DLSS quality you’ll get around 60 but may experience dips on high. I don’t see any tests on ultra but I wouldn’t count on ultra. Difference between high and ultra is marginal though. Definitely get diminishing returns as the settings keep going up
Ultra 4k? Not a chance. Ultra 1440p? Also not really. The 3060 is a 1080p card with some 1440p capability. The extra VRAM will allow you to run with high textures on 1080p no problem, but 1440p and up will be very suboptimal. You might fare OK on 1440p so long as the game works with DLSS 2. But don’t count on 4k being enjoyable at all.
Your CPU will also matter here. You only provided your GPU specs, but not your CPU and RAM. Given you’re using a 3060 I’m assuming your system is prior to 11th gen Intel or at best Zen 3 on the AMD side. But that’s all anyone can do is guess without the actual specs being provided.
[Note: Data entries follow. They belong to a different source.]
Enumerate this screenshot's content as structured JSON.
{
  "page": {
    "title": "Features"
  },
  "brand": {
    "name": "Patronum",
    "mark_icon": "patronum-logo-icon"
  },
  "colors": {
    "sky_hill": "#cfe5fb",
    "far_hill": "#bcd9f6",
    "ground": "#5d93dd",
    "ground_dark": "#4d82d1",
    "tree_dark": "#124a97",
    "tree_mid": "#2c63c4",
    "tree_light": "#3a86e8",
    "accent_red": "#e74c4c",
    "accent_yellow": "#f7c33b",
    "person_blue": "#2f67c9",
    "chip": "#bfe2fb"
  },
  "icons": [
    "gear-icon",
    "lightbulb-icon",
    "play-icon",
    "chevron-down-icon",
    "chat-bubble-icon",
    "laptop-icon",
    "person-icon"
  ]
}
Perhaps with most things turned down, but definitely not at the higher settings. His card has one major thing going for it though in that it has 12 GB VRAM. An oddity for sure, but a definite plus with this game.
With any luck he’ll find decent settings at 1440p. But your 1080 has a wider bus than his 3060. That somewhat offsets his GPU being ~12% (on average) faster than yours. As we’ve seen with the 4060 Ti, memory bus means a lot in many games. Fingers crossed he gets good FPS at the resolution he wants to play at. But 4k is not in the cards with that GPU under any realistic circumstances.
I played the server slam at 138FPS 1440p everything on Ultra with a 4070 non Ti and a 13600K.
Could hit those numbers with DLAA, but chose to play with DLSS quality to have less heat/power draw. Maybe I choose DLAA in the final release as IQ is superb.
Not really interested in 4K/60 tbh, my monitor is 1440p/144Hz IPS and plan to keep it for a few years. 4K is still a waste of resources IMO.
It’s faster in some instances. In games that require bandwidth that memory bus will bring performance down. That’s why the 3060 is roughly on par in a lot of games with the 1080, not ahead. Where the 3060 outdoes the 1080 is DLSS since it has access to version 2 at least.
It’s a good midrange card, but expecting miracles from it is a fruitless effort. Since there is not a huge amount of clarity gained by High texture levels, running Medium would probably net the most benefit so as to keep things within VRAM and avoid cache misses as much as possible.
So to me it seems I’ll get 100+ frames on all max @ 1440p without even DLSS with 3060 Ti, right? Any reason for me to turn that on? I require your assistance
P.S. well I got 144 monitor, so I want that ideally. So DLSS would probably do it but is it worth it?
DLAA works similar to DLSS but applies to the full resolution, it doesn’t give any performance boost (it takes some performnace away), but the resulting image quality is really good.
You might have to use DLSS(performance) if you want to hit 4k60. It wouldn’t be native 4k but would still look better on a 4k display than 1440p or 1080p.
With an actual good 4k display that can perfectly reproduce each pixel the differences between 1440p and 4k become extremely obvious and impossible to ignore. Nvidia wouldn’t have invested so many resources into 4k GPUs(and now 8k since they’ve tried marketing the 4090 as an 8k card) if it was a waste of resources. The huge increase in pixel density speaks for itself.